Ingrediënten
Bereiden:
Stoof de ui aan in een klontje boter. Voeg vervolgens de mosselen toe en laat ze garen onder deksel. Giet de mosselen af en vang het kookvocht op. Haal de mosseltjes uit hun schelp en paneer ze vervolgens. Haal ze eerst door de bloem, vervolgens door het eiwit en als laatste door het paneermeel. Frituur ze vervolgens goudbruin.
Kuis de inktvis grondig. Snijd de tentakels er af en snijd de romp in ringetjes. Snijd de kabeljauw in reepjes.
Meng het maïszetmeel met de bloem. Voeg vervolgens 250 ml ijswater toe en meng tot een glad tempuradeeg. Haal de inktvisringen eerst door de bloem, vervolgens door het tempuradeeg en frituur ze goudbruin. Doe nu hetzelfde met de kabeljauwreepjes.

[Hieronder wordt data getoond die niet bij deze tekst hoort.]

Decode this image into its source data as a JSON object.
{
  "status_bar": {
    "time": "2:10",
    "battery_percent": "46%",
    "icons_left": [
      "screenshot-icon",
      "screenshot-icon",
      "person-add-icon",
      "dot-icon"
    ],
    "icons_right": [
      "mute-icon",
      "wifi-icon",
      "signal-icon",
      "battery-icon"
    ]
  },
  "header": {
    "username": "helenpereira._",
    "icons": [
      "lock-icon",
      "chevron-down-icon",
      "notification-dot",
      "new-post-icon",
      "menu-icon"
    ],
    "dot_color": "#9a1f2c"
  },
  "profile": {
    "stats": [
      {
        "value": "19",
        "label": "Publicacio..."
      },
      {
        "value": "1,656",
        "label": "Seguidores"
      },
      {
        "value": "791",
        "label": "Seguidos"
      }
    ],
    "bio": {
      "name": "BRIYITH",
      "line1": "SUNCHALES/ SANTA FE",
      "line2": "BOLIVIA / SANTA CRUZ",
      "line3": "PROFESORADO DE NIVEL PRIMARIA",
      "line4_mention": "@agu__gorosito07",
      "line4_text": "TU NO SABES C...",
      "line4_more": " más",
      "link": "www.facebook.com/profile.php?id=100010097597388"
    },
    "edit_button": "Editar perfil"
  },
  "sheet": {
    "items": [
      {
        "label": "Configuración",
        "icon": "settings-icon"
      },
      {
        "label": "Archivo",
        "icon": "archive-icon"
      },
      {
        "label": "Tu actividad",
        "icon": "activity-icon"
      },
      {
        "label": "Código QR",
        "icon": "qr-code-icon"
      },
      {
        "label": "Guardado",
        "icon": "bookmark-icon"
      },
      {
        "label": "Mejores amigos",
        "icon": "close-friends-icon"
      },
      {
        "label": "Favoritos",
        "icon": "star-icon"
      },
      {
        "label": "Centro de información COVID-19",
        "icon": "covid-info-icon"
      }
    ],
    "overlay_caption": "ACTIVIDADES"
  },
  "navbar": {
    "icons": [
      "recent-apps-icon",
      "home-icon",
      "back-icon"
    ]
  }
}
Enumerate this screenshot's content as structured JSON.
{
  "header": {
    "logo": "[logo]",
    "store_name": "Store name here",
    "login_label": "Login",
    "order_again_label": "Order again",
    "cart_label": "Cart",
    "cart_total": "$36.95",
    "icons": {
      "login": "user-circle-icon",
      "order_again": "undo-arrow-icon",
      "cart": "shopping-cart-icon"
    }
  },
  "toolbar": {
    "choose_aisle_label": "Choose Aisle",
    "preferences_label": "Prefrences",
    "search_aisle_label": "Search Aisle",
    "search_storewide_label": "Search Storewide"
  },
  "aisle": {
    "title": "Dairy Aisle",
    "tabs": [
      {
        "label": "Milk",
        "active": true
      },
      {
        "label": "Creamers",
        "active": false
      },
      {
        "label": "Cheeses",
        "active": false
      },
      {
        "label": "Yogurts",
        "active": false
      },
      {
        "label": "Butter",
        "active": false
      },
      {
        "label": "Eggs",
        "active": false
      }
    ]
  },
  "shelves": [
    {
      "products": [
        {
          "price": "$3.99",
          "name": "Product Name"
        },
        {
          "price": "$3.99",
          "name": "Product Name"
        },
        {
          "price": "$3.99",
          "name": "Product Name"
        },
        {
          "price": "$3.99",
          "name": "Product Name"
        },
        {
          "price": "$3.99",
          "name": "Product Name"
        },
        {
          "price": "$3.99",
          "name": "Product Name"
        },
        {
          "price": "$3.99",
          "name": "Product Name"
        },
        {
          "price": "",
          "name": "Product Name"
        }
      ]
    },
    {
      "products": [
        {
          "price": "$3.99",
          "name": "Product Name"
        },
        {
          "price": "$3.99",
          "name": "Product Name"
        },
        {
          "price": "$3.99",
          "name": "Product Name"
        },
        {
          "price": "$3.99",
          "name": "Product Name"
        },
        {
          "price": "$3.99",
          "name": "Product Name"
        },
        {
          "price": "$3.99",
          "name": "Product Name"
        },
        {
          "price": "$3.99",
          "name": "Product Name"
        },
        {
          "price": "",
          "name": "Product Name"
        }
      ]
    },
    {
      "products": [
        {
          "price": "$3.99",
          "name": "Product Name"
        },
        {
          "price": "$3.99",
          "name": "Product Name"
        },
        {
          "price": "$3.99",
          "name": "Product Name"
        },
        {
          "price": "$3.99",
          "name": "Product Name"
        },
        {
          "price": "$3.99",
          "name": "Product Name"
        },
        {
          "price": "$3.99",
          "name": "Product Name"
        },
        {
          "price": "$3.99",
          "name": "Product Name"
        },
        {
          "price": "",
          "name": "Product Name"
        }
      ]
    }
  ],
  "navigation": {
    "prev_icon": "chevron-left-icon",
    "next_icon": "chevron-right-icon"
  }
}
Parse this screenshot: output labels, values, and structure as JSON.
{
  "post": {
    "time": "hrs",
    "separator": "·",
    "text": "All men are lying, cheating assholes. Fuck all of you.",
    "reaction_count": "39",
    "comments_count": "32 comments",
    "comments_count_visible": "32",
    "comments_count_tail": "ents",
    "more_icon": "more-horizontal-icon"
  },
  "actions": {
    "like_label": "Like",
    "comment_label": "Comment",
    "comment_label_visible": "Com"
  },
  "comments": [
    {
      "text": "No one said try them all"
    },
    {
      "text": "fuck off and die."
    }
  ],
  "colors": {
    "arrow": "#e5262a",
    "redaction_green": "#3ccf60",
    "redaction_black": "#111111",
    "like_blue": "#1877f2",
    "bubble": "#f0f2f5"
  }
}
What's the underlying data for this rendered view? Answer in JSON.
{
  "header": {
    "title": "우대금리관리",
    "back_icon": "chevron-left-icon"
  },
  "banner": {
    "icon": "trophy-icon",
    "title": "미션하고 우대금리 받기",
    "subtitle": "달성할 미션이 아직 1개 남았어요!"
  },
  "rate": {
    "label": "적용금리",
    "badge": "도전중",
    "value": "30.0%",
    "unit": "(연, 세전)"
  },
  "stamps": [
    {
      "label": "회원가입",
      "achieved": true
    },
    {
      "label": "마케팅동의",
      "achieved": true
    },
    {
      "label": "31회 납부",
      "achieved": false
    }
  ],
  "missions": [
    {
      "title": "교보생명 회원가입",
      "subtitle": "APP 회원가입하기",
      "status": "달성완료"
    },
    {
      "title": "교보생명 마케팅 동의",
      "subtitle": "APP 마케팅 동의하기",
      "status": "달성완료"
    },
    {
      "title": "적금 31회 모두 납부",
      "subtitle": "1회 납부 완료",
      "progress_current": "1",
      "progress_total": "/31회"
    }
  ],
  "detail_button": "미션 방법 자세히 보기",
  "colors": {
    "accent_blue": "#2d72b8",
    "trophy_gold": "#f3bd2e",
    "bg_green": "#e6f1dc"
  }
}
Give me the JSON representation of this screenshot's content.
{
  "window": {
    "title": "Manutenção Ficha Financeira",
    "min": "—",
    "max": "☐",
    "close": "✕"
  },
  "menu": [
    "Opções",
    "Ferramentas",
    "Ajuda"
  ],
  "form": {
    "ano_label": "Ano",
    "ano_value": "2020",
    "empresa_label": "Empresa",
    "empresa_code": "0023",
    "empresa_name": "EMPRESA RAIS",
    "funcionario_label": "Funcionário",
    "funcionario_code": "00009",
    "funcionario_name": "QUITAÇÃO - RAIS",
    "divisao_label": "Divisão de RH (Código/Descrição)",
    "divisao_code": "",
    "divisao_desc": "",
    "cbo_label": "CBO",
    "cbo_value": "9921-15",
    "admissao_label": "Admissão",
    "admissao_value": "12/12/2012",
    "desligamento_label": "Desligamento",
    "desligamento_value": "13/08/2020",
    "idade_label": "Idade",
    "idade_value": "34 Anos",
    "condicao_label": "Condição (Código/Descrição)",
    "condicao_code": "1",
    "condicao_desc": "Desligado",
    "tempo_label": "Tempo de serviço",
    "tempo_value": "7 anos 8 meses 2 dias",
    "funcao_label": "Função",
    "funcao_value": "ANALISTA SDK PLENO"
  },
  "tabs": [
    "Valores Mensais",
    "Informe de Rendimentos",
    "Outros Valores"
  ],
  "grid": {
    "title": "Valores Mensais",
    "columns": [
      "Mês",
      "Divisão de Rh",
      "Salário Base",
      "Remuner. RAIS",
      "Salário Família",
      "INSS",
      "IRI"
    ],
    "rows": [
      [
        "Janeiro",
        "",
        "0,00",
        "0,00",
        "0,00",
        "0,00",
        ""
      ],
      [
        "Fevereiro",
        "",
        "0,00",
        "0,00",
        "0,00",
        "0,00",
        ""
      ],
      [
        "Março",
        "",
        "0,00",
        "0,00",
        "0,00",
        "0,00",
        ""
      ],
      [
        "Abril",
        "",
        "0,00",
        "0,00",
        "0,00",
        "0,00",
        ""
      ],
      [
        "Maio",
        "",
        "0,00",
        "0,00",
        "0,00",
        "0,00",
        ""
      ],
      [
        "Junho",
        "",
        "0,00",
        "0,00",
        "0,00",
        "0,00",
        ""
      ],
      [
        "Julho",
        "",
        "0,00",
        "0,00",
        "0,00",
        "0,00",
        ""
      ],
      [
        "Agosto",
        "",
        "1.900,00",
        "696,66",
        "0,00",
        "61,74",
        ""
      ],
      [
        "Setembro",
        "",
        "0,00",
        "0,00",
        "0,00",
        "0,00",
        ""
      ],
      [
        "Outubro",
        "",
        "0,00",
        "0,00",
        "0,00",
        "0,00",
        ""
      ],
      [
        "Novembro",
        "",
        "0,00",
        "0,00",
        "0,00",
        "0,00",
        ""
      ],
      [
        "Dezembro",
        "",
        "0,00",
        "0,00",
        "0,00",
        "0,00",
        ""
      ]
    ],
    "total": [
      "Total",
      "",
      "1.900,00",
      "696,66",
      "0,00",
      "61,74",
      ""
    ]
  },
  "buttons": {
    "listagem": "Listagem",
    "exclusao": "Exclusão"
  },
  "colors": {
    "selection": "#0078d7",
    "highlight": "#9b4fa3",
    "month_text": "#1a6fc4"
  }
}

Maak nu de mosselsaus. Plet de hardgekookte eitjes. Voeg een eidooier, mosterd, worcestersaus en tabasco toe. Meng er vervolgens straalsgewijs de olie onder. Breng op smaak met citroensap en enkele lepeltjes van het mosselvocht. Doe als laatste de fijngehakte peterselie en lente-ui er bij.
Serveren:
Serveer de gefrituurde mosseltjes, inktvisringen en kabeljauwreepjes in een papieren puntzak samen met de mosselsaus.